T atomic_swap(T* loc, T val){ T old = *loc; *loc = *val; return old;}

A basic (test-and-set) spinlock tries swapping in the value "locked" until it gets "unlocked" back, as follows.

void acquire_spinlock(int* lock)

{

    int value; 

    do {

        value = atomic_swap(lock, LOCKED);

    } while (value == LOCKED);

}

Programmers soon realized that this implementation has some drawbacks. Each core is constantly making requests for the same cache line and each one is trying to modify it. The poor cache line is therefore going from processor to processor without anything useful happening. So two changes were made: test-and-test-and-set and exponential backoff. The following acquire routine has been extended with these changes, see "//".

void acquire_spinlock(int* lock)

{

    int value, delay = 1;

    value = atomic_swap(lock, LOCKED); 

    while (value == LOCKED)

{

        pause(delay); // take time before retrying

        delay = delay * 2; 

        if (*lock != LOCKED) // test before swapping

            value = atomic_swap(lock, LOCKED);

}

}

By delaying some time before attempting the lock again, each processor reduces its load on the memory system. However, the core can be unlucky and be delaying when the lock is available, if it was released just after the test. "Test-and-test-and-set" (TTS) is a simple paradigm where the code attempts an inexpensive check, like "*lock != LOCKED" before the expensive operation "atomic_swap".

However, TTS can still have many threads of execution enter the same expensive region. The spinlock here is safe, but a programmer might have:

if (global_buffer == null) {global_buffer = malloc(SPACE);}

This sequence could have several threads attempting to allocate the same large buffer and therefore leaking memory, or worse.
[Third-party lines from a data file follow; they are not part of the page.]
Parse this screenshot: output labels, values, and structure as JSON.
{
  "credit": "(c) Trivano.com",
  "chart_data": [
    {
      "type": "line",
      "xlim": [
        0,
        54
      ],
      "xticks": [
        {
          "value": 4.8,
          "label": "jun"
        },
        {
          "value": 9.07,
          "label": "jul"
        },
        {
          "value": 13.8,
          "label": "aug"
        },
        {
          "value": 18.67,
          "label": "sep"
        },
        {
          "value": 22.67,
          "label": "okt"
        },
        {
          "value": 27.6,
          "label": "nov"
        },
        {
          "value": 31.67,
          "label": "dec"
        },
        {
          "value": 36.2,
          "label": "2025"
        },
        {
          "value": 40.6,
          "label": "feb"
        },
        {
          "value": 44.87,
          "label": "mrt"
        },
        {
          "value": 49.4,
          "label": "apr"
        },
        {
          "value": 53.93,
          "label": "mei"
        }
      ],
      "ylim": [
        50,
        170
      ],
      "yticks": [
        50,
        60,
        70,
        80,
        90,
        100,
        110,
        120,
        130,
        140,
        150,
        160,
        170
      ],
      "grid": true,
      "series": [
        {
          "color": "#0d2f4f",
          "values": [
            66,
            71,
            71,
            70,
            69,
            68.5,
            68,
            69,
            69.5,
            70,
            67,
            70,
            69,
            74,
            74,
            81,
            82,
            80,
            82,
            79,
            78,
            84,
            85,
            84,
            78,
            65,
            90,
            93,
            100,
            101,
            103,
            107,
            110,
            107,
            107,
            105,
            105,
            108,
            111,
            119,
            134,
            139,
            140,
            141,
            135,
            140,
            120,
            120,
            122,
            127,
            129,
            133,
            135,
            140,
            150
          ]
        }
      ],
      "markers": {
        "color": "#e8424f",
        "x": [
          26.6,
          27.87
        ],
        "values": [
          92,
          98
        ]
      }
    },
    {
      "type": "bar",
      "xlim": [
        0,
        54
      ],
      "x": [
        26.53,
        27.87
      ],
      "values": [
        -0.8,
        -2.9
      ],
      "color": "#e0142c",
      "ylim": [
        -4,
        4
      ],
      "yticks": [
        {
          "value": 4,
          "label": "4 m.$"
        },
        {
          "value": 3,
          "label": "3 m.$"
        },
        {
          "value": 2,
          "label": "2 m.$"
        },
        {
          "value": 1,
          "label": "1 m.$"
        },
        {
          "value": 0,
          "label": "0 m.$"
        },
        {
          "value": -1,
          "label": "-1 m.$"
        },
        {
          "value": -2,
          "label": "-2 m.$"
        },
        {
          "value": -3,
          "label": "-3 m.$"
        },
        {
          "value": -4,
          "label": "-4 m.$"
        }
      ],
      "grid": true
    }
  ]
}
But back to spinlocks. With TTS, many threads have all requested read permissions for the lock's cache line. Each sees that the lock is UNLOCKED and requests write permissions. The cores are sending a storm of requests that will conclude with one core acquiring the lock and the rest spinning again.
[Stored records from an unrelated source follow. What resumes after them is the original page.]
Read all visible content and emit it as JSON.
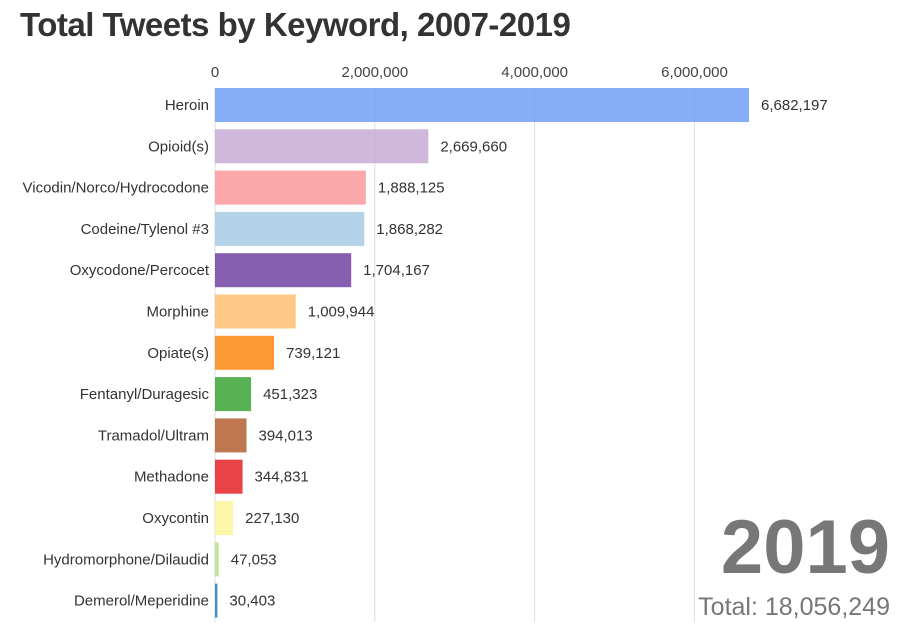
{
  "chart_data": {
    "type": "bar",
    "orientation": "horizontal",
    "title": "Total Tweets by Keyword, 2007-2019",
    "xlim": [
      0,
      6682197
    ],
    "xticks": [
      0,
      2000000,
      4000000,
      6000000
    ],
    "xtick_labels": [
      "0",
      "2,000,000",
      "4,000,000",
      "6,000,000"
    ],
    "grid": true,
    "categories": [
      "Heroin",
      "Opioid(s)",
      "Vicodin/Norco/Hydrocodone",
      "Codeine/Tylenol #3",
      "Oxycodone/Percocet",
      "Morphine",
      "Opiate(s)",
      "Fentanyl/Duragesic",
      "Tramadol/Ultram",
      "Methadone",
      "Oxycontin",
      "Hydromorphone/Dilaudid",
      "Demerol/Meperidine"
    ],
    "values": [
      6682197,
      2669660,
      1888125,
      1868282,
      1704167,
      1009944,
      739121,
      451323,
      394013,
      344831,
      227130,
      47053,
      30403
    ],
    "value_labels": [
      "6,682,197",
      "2,669,660",
      "1,888,125",
      "1,868,282",
      "1,704,167",
      "1,009,944",
      "739,121",
      "451,323",
      "394,013",
      "344,831",
      "227,130",
      "47,053",
      "30,403"
    ],
    "colors": [
      "#6b9cf7",
      "#c5a8d4",
      "#fb9597",
      "#a3c8e3",
      "#6a3b9e",
      "#fdbc6a",
      "#fd8208",
      "#33a02c",
      "#b15928",
      "#e31a1c",
      "#fdf596",
      "#b2df8a",
      "#1f78b4"
    ],
    "year": "2019",
    "total_label": "Total: 18,056,249"
  }
}
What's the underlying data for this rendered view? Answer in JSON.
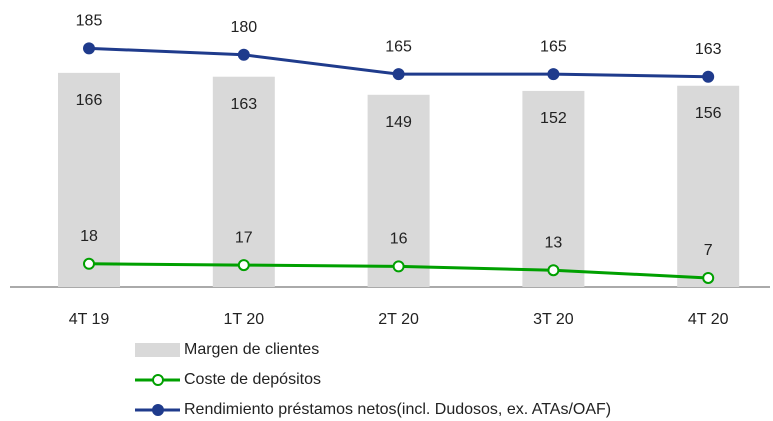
{
  "chart_data": {
    "type": "bar",
    "categories": [
      "4T 19",
      "1T 20",
      "2T 20",
      "3T 20",
      "4T 20"
    ],
    "series": [
      {
        "name": "Margen de clientes",
        "type": "bar",
        "color": "#d9d9d9",
        "values": [
          166,
          163,
          149,
          152,
          156
        ]
      },
      {
        "name": "Coste de depósitos",
        "type": "line",
        "color": "#00a000",
        "values": [
          18,
          17,
          16,
          13,
          7
        ]
      },
      {
        "name": "Rendimiento préstamos netos(incl. Dudosos, ex. ATAs/OAF)",
        "type": "line",
        "color": "#1f3b8c",
        "values": [
          185,
          180,
          165,
          165,
          163
        ]
      }
    ]
  }
}
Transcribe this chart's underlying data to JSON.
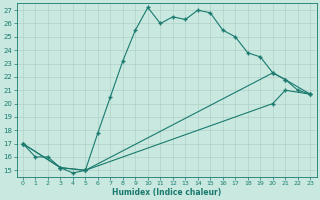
{
  "xlabel": "Humidex (Indice chaleur)",
  "xlim": [
    -0.5,
    23.5
  ],
  "ylim": [
    14.5,
    27.5
  ],
  "xticks": [
    0,
    1,
    2,
    3,
    4,
    5,
    6,
    7,
    8,
    9,
    10,
    11,
    12,
    13,
    14,
    15,
    16,
    17,
    18,
    19,
    20,
    21,
    22,
    23
  ],
  "yticks": [
    15,
    16,
    17,
    18,
    19,
    20,
    21,
    22,
    23,
    24,
    25,
    26,
    27
  ],
  "line_color": "#1a7a6e",
  "bg_color": "#c8e8e0",
  "grid_color": "#b0d0c8",
  "line1_x": [
    0,
    1,
    2,
    3,
    4,
    5,
    6,
    7,
    8,
    9,
    10,
    11,
    12,
    13,
    14,
    15,
    16,
    17,
    18,
    19,
    20,
    21,
    22,
    23
  ],
  "line1_y": [
    17,
    16,
    16,
    15.2,
    14.8,
    15.0,
    17.8,
    20.5,
    23.2,
    25.5,
    27.2,
    26.0,
    26.5,
    26.3,
    27.0,
    26.8,
    25.5,
    25.0,
    23.8,
    23.5,
    22.3,
    21.8,
    21.0,
    20.7
  ],
  "line2_x": [
    0,
    3,
    5,
    20,
    21,
    23
  ],
  "line2_y": [
    17,
    15.2,
    15.0,
    22.3,
    21.8,
    20.7
  ],
  "line3_x": [
    0,
    3,
    5,
    20,
    21,
    23
  ],
  "line3_y": [
    17,
    15.2,
    15.0,
    20.0,
    21.0,
    20.7
  ]
}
Skipping over some intermediary research, the state of the art has generally settled on the queued spinlock. The idea is that each waiter will spin on a local variable rather than the "lock" itself. While both referenced works give code for the lock, it is relatively simple to derive once you know it exists (a fellow student and I worked out the algorithm in less than 30min), but I'll provide a sketch here.

struct entry

{

    volatile entry* next;

    volatile int state;

};

void acquire_queued_spinlock(void* lock, entry* me)

{

    me->next = null; 

    me->state = UNLOCKED; 

    entry* prev = atomic_swap(lock, me);

    if (prev == null) return;  // lock is not held

    me->state = LOCKED;

    prev->next = me;

    while (me->state == LOCKED) ;

}

The queued spinlock only maintains a tail-pointer. Each thread should have a pointer to its entry and insertions of new entries are only made to the tail. After inserting, the thread has a unique pointer to the "old" tail of the queue, where it extends the queue. The thread now spins on the local variable "me->state". Furthermore, on the release event, only one thread is unlocked, which minimizes the memory traffic from the cores fighting over the lock. However, the queued lock is more expensive to acquire when there is no contention and it can be a greater pain to debug.
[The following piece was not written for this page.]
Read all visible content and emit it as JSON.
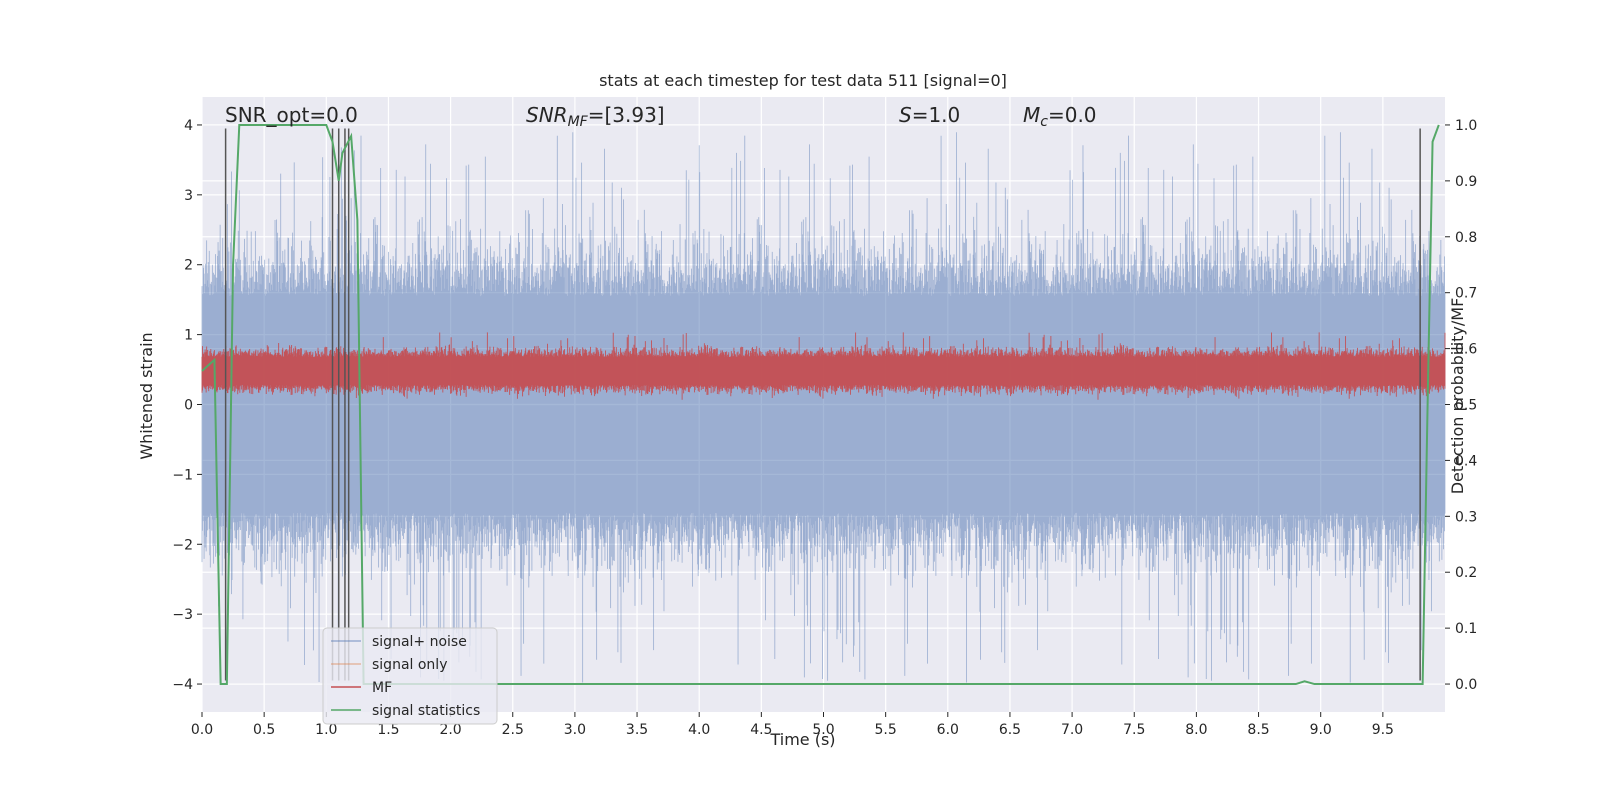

Reviewing the measurements in Algorithms..., the simple test-and-set spinlock performs best at very low levels of contention. After a modest amount of lock contention, the TTS with exponential backoff is performing best. But as the number of requests continue to increase, the queued spinlock dominates performance from then on.

As with all performance work, measure twice, cut once. The correct spinlock for your parallel code will depend on: level of contention and the specific architecture of the system.